Mohon tunggu...
Kuntho Suryowibowo
Kuntho Suryowibowo Mohon Tunggu... Lainnya - Mahasiswa Psikologi Universitas Muhammadiyah Malang

202010230311077

Selanjutnya

Tutup

Ilmu Sosbud

Persepsi yang Salah

7 Juli 2021   12:00 Diperbarui: 7 Juli 2021   12:03 102
+
Laporkan Konten
Laporkan Akun
Kompasiana adalah platform blog. Konten ini menjadi tanggung jawab bloger dan tidak mewakili pandangan redaksi Kompas.
Lihat foto
Ilmu Sosbud dan Agama. Sumber ilustrasi: PEXELS

Pernahkah Anda makan durian kemudian Anda bilang kalau durian itu enak, tetapi teman Anda bilang kalua durian itu tidak enak dari segi rasa maupun bau.? Atau apakah Anda mendengarkan sebuah lagu dan Anda merasa bahwa lagu itu seperti menceritakan kisah Anda? Hal-hal seperti itu lah yang dinamakan persepsi. Persepsi termasuk fenomena Psikologi. Persepsi sendiri adalah proses konstruktif dimana kita menerima rangsangan dan berusaha untuk melakukan pemaknaan pada suatu situasi (Fieldman, 1999).

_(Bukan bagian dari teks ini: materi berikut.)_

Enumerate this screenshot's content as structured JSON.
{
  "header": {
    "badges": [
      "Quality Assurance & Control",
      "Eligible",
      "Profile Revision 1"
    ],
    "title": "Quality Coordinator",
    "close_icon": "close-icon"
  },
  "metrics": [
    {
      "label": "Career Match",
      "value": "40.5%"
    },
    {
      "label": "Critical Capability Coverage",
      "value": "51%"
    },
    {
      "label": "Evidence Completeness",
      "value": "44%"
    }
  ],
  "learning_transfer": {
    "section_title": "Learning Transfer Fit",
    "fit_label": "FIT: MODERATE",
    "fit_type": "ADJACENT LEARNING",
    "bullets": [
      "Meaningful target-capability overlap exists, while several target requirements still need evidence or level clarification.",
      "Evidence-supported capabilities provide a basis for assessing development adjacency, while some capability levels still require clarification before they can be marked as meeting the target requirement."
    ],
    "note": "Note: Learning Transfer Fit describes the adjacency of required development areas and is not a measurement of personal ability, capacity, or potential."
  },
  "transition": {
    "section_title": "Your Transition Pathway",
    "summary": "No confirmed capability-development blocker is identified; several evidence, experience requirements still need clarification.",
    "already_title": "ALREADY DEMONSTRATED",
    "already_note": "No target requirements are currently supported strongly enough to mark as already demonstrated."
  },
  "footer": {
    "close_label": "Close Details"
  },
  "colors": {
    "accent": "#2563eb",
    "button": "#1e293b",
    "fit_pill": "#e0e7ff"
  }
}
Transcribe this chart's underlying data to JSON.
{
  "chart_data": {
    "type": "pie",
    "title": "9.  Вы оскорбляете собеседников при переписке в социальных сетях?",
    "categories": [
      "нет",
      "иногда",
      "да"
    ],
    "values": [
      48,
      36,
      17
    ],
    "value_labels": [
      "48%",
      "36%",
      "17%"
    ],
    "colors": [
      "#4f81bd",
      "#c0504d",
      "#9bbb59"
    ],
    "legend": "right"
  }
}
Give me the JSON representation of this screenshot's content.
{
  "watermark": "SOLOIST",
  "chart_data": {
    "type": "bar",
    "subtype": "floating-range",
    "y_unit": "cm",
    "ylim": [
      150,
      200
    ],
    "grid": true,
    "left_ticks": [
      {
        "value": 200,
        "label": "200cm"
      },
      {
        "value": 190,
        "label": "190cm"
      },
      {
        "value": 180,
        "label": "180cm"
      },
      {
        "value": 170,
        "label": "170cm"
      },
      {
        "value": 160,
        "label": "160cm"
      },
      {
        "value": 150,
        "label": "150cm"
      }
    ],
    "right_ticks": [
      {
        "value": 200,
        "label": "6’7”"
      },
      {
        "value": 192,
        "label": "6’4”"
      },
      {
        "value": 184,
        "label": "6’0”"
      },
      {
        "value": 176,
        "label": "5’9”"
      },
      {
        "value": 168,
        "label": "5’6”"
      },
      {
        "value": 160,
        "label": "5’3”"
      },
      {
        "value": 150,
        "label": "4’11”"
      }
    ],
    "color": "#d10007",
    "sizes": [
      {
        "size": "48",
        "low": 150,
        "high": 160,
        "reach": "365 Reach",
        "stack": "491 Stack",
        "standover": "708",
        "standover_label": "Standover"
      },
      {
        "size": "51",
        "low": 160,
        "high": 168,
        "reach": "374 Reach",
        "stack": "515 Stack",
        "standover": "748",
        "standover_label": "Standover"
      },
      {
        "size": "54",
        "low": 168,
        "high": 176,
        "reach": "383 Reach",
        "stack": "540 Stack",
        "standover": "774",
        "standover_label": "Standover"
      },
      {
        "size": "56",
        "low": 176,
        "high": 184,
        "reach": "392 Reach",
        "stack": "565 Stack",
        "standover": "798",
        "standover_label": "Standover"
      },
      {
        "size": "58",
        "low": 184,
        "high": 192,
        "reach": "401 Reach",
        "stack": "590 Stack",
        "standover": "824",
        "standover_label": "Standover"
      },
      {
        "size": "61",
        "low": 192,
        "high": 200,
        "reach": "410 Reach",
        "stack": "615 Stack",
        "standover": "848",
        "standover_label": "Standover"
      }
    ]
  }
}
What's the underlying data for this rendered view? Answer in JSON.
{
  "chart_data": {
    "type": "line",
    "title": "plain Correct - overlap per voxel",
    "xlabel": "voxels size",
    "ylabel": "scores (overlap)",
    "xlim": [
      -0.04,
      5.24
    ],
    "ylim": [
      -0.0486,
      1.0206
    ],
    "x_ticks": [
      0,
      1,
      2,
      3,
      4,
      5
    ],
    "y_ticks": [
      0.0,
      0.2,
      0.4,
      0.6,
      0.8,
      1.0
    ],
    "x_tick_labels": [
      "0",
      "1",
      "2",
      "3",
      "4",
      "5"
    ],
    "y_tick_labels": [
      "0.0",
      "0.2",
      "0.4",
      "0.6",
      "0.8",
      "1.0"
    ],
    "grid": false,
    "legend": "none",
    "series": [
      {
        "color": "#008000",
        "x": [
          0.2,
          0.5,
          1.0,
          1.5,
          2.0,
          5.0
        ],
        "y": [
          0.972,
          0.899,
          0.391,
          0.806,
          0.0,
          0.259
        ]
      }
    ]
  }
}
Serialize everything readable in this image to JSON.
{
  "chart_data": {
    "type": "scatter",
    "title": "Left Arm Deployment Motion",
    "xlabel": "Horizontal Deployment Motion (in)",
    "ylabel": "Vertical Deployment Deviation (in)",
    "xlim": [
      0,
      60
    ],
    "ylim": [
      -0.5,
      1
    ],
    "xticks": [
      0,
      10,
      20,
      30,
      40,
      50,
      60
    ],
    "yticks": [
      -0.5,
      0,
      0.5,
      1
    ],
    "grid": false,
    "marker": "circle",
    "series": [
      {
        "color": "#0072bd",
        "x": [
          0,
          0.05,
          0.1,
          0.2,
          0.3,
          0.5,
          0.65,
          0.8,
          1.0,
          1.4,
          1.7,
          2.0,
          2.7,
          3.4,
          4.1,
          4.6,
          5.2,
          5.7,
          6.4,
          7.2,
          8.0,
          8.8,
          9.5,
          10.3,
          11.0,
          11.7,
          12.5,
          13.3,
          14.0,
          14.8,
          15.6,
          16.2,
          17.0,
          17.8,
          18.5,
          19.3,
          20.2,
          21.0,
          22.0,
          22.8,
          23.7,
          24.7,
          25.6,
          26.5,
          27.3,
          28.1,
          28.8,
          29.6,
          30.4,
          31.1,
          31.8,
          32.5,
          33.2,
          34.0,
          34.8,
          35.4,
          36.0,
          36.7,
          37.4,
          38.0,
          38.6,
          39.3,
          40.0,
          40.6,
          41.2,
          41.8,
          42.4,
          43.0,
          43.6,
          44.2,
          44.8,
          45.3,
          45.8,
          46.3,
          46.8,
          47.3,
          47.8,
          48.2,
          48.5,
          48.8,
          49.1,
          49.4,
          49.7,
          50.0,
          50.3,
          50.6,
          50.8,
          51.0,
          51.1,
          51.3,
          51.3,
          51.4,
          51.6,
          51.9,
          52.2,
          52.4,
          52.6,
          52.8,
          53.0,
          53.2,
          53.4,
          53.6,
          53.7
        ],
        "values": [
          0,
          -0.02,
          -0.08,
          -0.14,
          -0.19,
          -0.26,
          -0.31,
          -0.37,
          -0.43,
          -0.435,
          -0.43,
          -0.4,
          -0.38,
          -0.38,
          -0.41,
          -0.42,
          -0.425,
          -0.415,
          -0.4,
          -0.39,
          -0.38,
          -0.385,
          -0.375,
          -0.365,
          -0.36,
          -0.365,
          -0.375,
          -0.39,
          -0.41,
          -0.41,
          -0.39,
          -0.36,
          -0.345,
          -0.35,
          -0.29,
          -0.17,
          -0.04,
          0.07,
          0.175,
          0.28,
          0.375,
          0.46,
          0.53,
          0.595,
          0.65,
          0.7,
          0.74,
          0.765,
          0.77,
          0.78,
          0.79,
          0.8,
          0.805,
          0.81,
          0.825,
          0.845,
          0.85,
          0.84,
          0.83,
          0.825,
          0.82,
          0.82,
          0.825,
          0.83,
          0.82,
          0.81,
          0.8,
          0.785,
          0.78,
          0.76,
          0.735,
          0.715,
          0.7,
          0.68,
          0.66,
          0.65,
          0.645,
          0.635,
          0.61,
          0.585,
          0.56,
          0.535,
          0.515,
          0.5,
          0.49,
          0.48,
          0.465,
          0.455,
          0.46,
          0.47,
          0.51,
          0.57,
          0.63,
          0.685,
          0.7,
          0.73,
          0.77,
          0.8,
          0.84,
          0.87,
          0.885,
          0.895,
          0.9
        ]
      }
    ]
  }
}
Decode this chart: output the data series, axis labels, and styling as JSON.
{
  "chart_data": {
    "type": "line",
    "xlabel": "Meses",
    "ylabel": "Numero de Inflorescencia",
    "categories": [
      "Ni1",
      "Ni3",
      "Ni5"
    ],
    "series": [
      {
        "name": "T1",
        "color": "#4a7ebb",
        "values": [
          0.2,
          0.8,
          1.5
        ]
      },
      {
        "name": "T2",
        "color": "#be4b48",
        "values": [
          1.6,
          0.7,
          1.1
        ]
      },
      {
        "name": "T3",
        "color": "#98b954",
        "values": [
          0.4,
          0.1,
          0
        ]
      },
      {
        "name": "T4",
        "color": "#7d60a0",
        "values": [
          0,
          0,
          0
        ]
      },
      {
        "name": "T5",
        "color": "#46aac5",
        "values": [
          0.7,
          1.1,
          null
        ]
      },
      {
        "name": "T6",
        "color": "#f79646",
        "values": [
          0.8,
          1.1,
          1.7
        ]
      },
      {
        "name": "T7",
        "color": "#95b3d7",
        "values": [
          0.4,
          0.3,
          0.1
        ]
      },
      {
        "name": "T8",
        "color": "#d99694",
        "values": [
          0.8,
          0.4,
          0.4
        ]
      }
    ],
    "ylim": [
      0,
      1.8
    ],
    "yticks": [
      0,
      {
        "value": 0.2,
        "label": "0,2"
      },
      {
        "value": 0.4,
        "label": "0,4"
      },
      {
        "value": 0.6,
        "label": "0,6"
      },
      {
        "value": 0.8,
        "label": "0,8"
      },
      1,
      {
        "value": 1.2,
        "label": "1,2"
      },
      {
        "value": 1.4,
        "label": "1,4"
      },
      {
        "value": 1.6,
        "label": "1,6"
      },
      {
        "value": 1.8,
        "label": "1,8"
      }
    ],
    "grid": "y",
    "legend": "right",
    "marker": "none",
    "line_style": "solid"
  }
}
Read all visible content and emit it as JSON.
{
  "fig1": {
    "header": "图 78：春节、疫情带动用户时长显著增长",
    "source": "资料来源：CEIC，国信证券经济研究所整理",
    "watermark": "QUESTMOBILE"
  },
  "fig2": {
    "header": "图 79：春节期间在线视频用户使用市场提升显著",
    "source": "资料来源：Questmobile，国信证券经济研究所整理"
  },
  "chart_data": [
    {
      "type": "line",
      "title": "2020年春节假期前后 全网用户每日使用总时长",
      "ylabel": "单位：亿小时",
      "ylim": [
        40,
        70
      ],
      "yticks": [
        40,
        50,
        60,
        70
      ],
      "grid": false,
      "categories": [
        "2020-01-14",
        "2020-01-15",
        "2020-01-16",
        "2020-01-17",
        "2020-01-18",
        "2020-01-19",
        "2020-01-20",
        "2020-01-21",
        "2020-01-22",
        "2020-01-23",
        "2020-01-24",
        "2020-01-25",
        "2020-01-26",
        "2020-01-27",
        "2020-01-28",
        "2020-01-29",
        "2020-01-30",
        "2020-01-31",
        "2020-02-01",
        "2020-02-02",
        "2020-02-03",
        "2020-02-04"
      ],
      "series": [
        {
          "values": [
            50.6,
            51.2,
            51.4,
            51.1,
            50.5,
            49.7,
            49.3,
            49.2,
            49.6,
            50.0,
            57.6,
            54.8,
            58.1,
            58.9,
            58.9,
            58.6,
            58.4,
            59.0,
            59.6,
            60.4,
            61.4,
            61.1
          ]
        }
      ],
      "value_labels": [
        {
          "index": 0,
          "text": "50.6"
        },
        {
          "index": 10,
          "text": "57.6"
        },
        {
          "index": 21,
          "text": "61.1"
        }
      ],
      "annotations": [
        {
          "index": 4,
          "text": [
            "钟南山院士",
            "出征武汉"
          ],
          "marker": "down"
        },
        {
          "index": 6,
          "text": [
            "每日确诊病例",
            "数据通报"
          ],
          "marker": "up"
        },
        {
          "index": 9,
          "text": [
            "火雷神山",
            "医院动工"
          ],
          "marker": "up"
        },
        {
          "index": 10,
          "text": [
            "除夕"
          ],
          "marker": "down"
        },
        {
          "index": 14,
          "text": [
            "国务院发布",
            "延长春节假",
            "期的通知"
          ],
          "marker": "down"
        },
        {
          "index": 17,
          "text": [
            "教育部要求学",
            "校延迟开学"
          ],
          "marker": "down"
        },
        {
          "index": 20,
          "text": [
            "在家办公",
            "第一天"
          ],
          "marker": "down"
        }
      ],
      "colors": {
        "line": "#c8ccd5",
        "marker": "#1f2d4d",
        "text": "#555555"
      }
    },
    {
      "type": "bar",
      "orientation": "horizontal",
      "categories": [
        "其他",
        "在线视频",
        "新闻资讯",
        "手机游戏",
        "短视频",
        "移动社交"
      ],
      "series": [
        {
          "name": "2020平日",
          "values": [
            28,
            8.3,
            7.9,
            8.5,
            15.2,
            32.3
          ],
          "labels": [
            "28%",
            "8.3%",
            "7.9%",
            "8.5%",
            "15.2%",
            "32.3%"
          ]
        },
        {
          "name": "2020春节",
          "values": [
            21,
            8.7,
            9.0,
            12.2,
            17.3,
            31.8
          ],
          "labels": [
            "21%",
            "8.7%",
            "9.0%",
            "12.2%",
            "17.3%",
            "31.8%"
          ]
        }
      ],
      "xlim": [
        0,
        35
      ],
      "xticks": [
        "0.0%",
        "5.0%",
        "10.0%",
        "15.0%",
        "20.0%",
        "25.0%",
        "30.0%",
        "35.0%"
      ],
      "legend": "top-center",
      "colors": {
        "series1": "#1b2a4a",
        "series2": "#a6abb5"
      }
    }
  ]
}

Persepsi sendiri tidak terjadi dengan sendirinya. Ada beberapa tahap untuk menjadi persepsi. Pertama indera kita merasakan dari luar (stimulus), kemudian mengubah stimulus tersebut menjadi sinyal listrik dan sinyal listrik menjadi impuls syaraf untuk dibawa ke otak besar (tranduksi). Di bagian otak besar inilah proses sensasi terjadi, kemudian impuls syaraf dibawa ke area asosiasi otak untuk memaknai sensasi tersebut. Disana lah proses sensasi terjadi (Plotnik,2002)

Persepi adalah bagian dari kehidupan kita. Kita sering mempersepsikan sesuatu. Tidak terkecuali orang. Kita sering sekali mempersepsikan seseorang meskipun kita tidak dekat dengan mereka. Kita juga lebih sering mempersipkan sesuatu yang jelek kepada orang. Seperti kisah sesorang yang salah memepersepsikan teman sekelasnya. Panggil saja dia Rahmat. Rahmat tinggal dan besar di lingkungan yang memiliki tinggi rata-rata. Hampir seluruh penduduk di kampung nya tidak tinggi lebih dari 170cm. Malahan lebih banyak yang tingginya kurang dari 165cm.

Saat SMA, Rahmat bertemu dengan seorang anak yang memiliki tinggi diatas rata-rata. Panggil saja dia Doni. Doni mempunyai tinggi 180cm. Rahmat dan Doni tidak sengaja bertemu saat masa pengenalan lingkungan sekolah. Pada saat itu, Rahmat berpikir Doni adalah anak yang nakal dan suka membuat kericuhan di sekolah. Maklum, saat Rahmat masih SD, di lingkungannya dulu terdapat sekelompok preman. Perawakan preman-preman tersebut hampir mirip dengan perawakannya Doni. Yaitu, tinggi dan badannya besar. Selain itu, Rahmat juga sering menonton film yang penjahatnya mempunyai badan yang besar dan tinggi.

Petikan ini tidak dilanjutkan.